OAK TREE GALLS

Many people call out office when they find swollen growth on their oak trees. Often these growths become as large as a ping pong ball and are similar in appearance. These interesting growths are called galls. Several kinds of insects and mites cause curious swellings on plants called galls. They are common on oak, willow, poplar, rose and many other plants grown in California. The native oaks support more than 100 types of galls. No part of an oak is free from infestation . . . galls may be found on leaves, flowers, buds, twigs, branches, roots and even acorns.

The most common gallmakers are tiny, dark wasps called cynipids or gallwasps. The larvae of certain moths, beetles, flies and a few other insects and mites also form galls. Galls consist only of plant tissue. In most cases, normal plant cells have been stimulated to multiply at an unusually high rate by the activity of a gallmaker. To successfully form a gall the insect or mite must begin it’s attack at a very precise moment in the plant’s growth cycle.

A gallwasp initiates the process by piercing a selected plant part with its egg-laying device and depositing an egg inside the plant tissue. Fluids deposited with the egg cause the plant cell multiplication process to begin. The larvae that hatches from the egg produces additional substances that maintain and control cell division. The larvae develops within a cavity inside the gall, feeding on material produced on the cavity lining. At maturity, it transforms into pupa, and later it becomes an adult that chew its way out of the gall. By causing the plant to form a gall, the gallmaker has provided food and shelter for its offspring.
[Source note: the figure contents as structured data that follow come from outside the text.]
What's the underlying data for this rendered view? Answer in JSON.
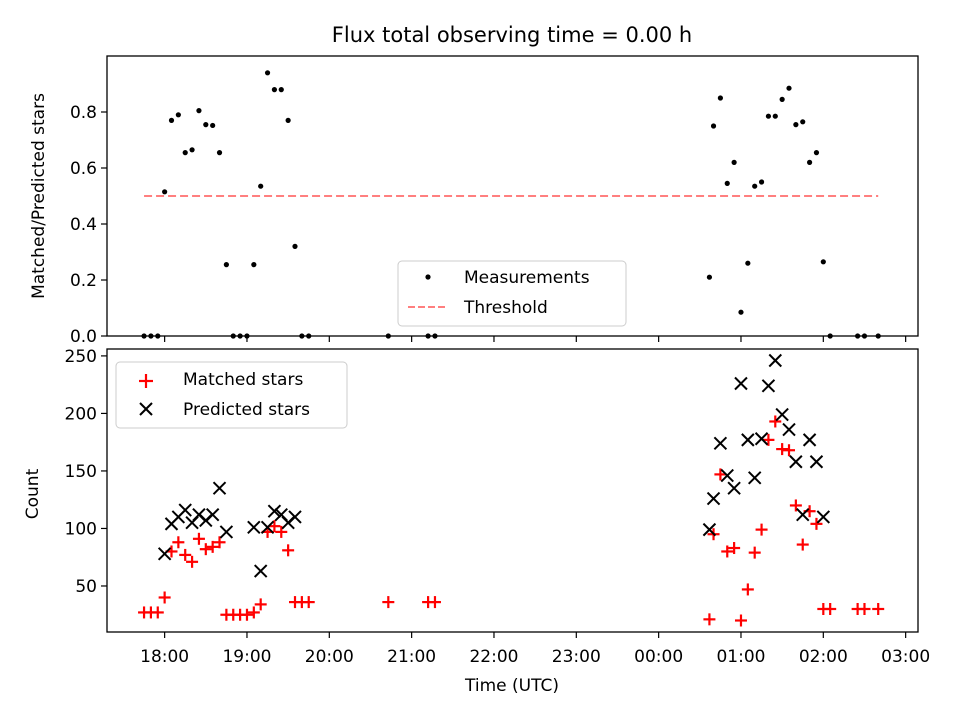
{
  "figure": {
    "title": "Flux total observing time = 0.00 h"
  },
  "chart_data": [
    {
      "type": "scatter",
      "panel": "top",
      "ylabel": "Matched/Predicted stars",
      "xlabel": "",
      "xlim": [
        "17:18",
        "03:09"
      ],
      "ylim": [
        0,
        1.0
      ],
      "yticks": [
        "0.0",
        "0.2",
        "0.4",
        "0.6",
        "0.8"
      ],
      "grid": false,
      "legend": "lower-center",
      "series": [
        {
          "name": "Measurements",
          "marker": "dot",
          "color": "#000000",
          "points": [
            [
              "17:45",
              0.0
            ],
            [
              "17:50",
              0.0
            ],
            [
              "17:55",
              0.0
            ],
            [
              "18:00",
              0.515
            ],
            [
              "18:05",
              0.77
            ],
            [
              "18:10",
              0.79
            ],
            [
              "18:15",
              0.655
            ],
            [
              "18:20",
              0.665
            ],
            [
              "18:25",
              0.805
            ],
            [
              "18:30",
              0.755
            ],
            [
              "18:35",
              0.752
            ],
            [
              "18:40",
              0.655
            ],
            [
              "18:45",
              0.255
            ],
            [
              "18:50",
              0.0
            ],
            [
              "18:55",
              0.0
            ],
            [
              "19:00",
              0.0
            ],
            [
              "19:05",
              0.255
            ],
            [
              "19:10",
              0.535
            ],
            [
              "19:15",
              0.94
            ],
            [
              "19:20",
              0.88
            ],
            [
              "19:25",
              0.88
            ],
            [
              "19:30",
              0.77
            ],
            [
              "19:35",
              0.32
            ],
            [
              "19:40",
              0.0
            ],
            [
              "19:45",
              0.0
            ],
            [
              "20:43",
              0.0
            ],
            [
              "21:12",
              0.0
            ],
            [
              "21:17",
              0.0
            ],
            [
              "00:37",
              0.21
            ],
            [
              "00:40",
              0.75
            ],
            [
              "00:45",
              0.85
            ],
            [
              "00:50",
              0.545
            ],
            [
              "00:55",
              0.62
            ],
            [
              "01:00",
              0.085
            ],
            [
              "01:05",
              0.26
            ],
            [
              "01:10",
              0.535
            ],
            [
              "01:15",
              0.55
            ],
            [
              "01:20",
              0.785
            ],
            [
              "01:25",
              0.785
            ],
            [
              "01:30",
              0.845
            ],
            [
              "01:35",
              0.885
            ],
            [
              "01:40",
              0.755
            ],
            [
              "01:45",
              0.765
            ],
            [
              "01:50",
              0.62
            ],
            [
              "01:55",
              0.655
            ],
            [
              "02:00",
              0.265
            ],
            [
              "02:05",
              0.0
            ],
            [
              "02:25",
              0.0
            ],
            [
              "02:30",
              0.0
            ],
            [
              "02:40",
              0.0
            ]
          ]
        },
        {
          "name": "Threshold",
          "style": "dashed-line",
          "color": "#ff7f7f",
          "x": [
            "17:45",
            "02:40"
          ],
          "values": [
            0.5,
            0.5
          ]
        }
      ]
    },
    {
      "type": "scatter",
      "panel": "bottom",
      "xlabel": "Time (UTC)",
      "ylabel": "Count",
      "xlim": [
        "17:18",
        "03:09"
      ],
      "ylim": [
        10,
        256
      ],
      "yticks": [
        "50",
        "100",
        "150",
        "200",
        "250"
      ],
      "xticks": [
        "18:00",
        "19:00",
        "20:00",
        "21:00",
        "22:00",
        "23:00",
        "00:00",
        "01:00",
        "02:00",
        "03:00"
      ],
      "grid": false,
      "legend": "upper-left",
      "series": [
        {
          "name": "Matched stars",
          "marker": "plus",
          "color": "#ff0000",
          "points": [
            [
              "17:45",
              27
            ],
            [
              "17:50",
              27
            ],
            [
              "17:55",
              27
            ],
            [
              "18:00",
              40
            ],
            [
              "18:05",
              80
            ],
            [
              "18:10",
              88
            ],
            [
              "18:15",
              77
            ],
            [
              "18:20",
              71
            ],
            [
              "18:25",
              91
            ],
            [
              "18:30",
              82
            ],
            [
              "18:35",
              84
            ],
            [
              "18:40",
              88
            ],
            [
              "18:45",
              25
            ],
            [
              "18:50",
              25
            ],
            [
              "18:55",
              25
            ],
            [
              "19:00",
              25
            ],
            [
              "19:05",
              27
            ],
            [
              "19:10",
              34
            ],
            [
              "19:15",
              97
            ],
            [
              "19:20",
              102
            ],
            [
              "19:25",
              97
            ],
            [
              "19:30",
              81
            ],
            [
              "19:35",
              36
            ],
            [
              "19:40",
              36
            ],
            [
              "19:45",
              36
            ],
            [
              "20:43",
              36
            ],
            [
              "21:12",
              36
            ],
            [
              "21:17",
              36
            ],
            [
              "00:37",
              21
            ],
            [
              "00:40",
              95
            ],
            [
              "00:45",
              147
            ],
            [
              "00:50",
              80
            ],
            [
              "00:55",
              83
            ],
            [
              "01:00",
              20
            ],
            [
              "01:05",
              47
            ],
            [
              "01:10",
              79
            ],
            [
              "01:15",
              99
            ],
            [
              "01:20",
              177
            ],
            [
              "01:25",
              193
            ],
            [
              "01:30",
              169
            ],
            [
              "01:35",
              168
            ],
            [
              "01:40",
              120
            ],
            [
              "01:45",
              86
            ],
            [
              "01:50",
              115
            ],
            [
              "01:55",
              104
            ],
            [
              "02:00",
              30
            ],
            [
              "02:05",
              30
            ],
            [
              "02:25",
              30
            ],
            [
              "02:30",
              30
            ],
            [
              "02:40",
              30
            ]
          ]
        },
        {
          "name": "Predicted stars",
          "marker": "x",
          "color": "#000000",
          "points": [
            [
              "18:00",
              78
            ],
            [
              "18:05",
              104
            ],
            [
              "18:10",
              110
            ],
            [
              "18:15",
              116
            ],
            [
              "18:20",
              105
            ],
            [
              "18:25",
              112
            ],
            [
              "18:30",
              107
            ],
            [
              "18:35",
              112
            ],
            [
              "18:40",
              135
            ],
            [
              "18:45",
              97
            ],
            [
              "19:05",
              101
            ],
            [
              "19:10",
              63
            ],
            [
              "19:15",
              101
            ],
            [
              "19:20",
              115
            ],
            [
              "19:25",
              112
            ],
            [
              "19:30",
              105
            ],
            [
              "19:35",
              110
            ],
            [
              "00:37",
              99
            ],
            [
              "00:40",
              126
            ],
            [
              "00:45",
              174
            ],
            [
              "00:50",
              146
            ],
            [
              "00:55",
              135
            ],
            [
              "01:00",
              226
            ],
            [
              "01:05",
              177
            ],
            [
              "01:10",
              144
            ],
            [
              "01:15",
              178
            ],
            [
              "01:20",
              224
            ],
            [
              "01:25",
              246
            ],
            [
              "01:30",
              199
            ],
            [
              "01:35",
              186
            ],
            [
              "01:40",
              158
            ],
            [
              "01:45",
              112
            ],
            [
              "01:50",
              177
            ],
            [
              "01:55",
              158
            ],
            [
              "02:00",
              110
            ]
          ]
        }
      ]
    }
  ]
}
Each gallmaker forms a gall of a particular size, shape and color; no other species forms one quite like it. Gallmakers are specific about the types of plants and the plant parts they attack. Some galls contain more than a single immature gallmaker, but usually each lives within its own cavity.

Most insect or mite caused galls in California are not harmful to the plant. Several cause a scorching or spotting of leaves and a few result in death of twigs they infest. In nearly all cases prevention of gall formation is exceedingly difficult and is not considered practical. For many insect and mite species that cause gall, means of prevention or control are unknown.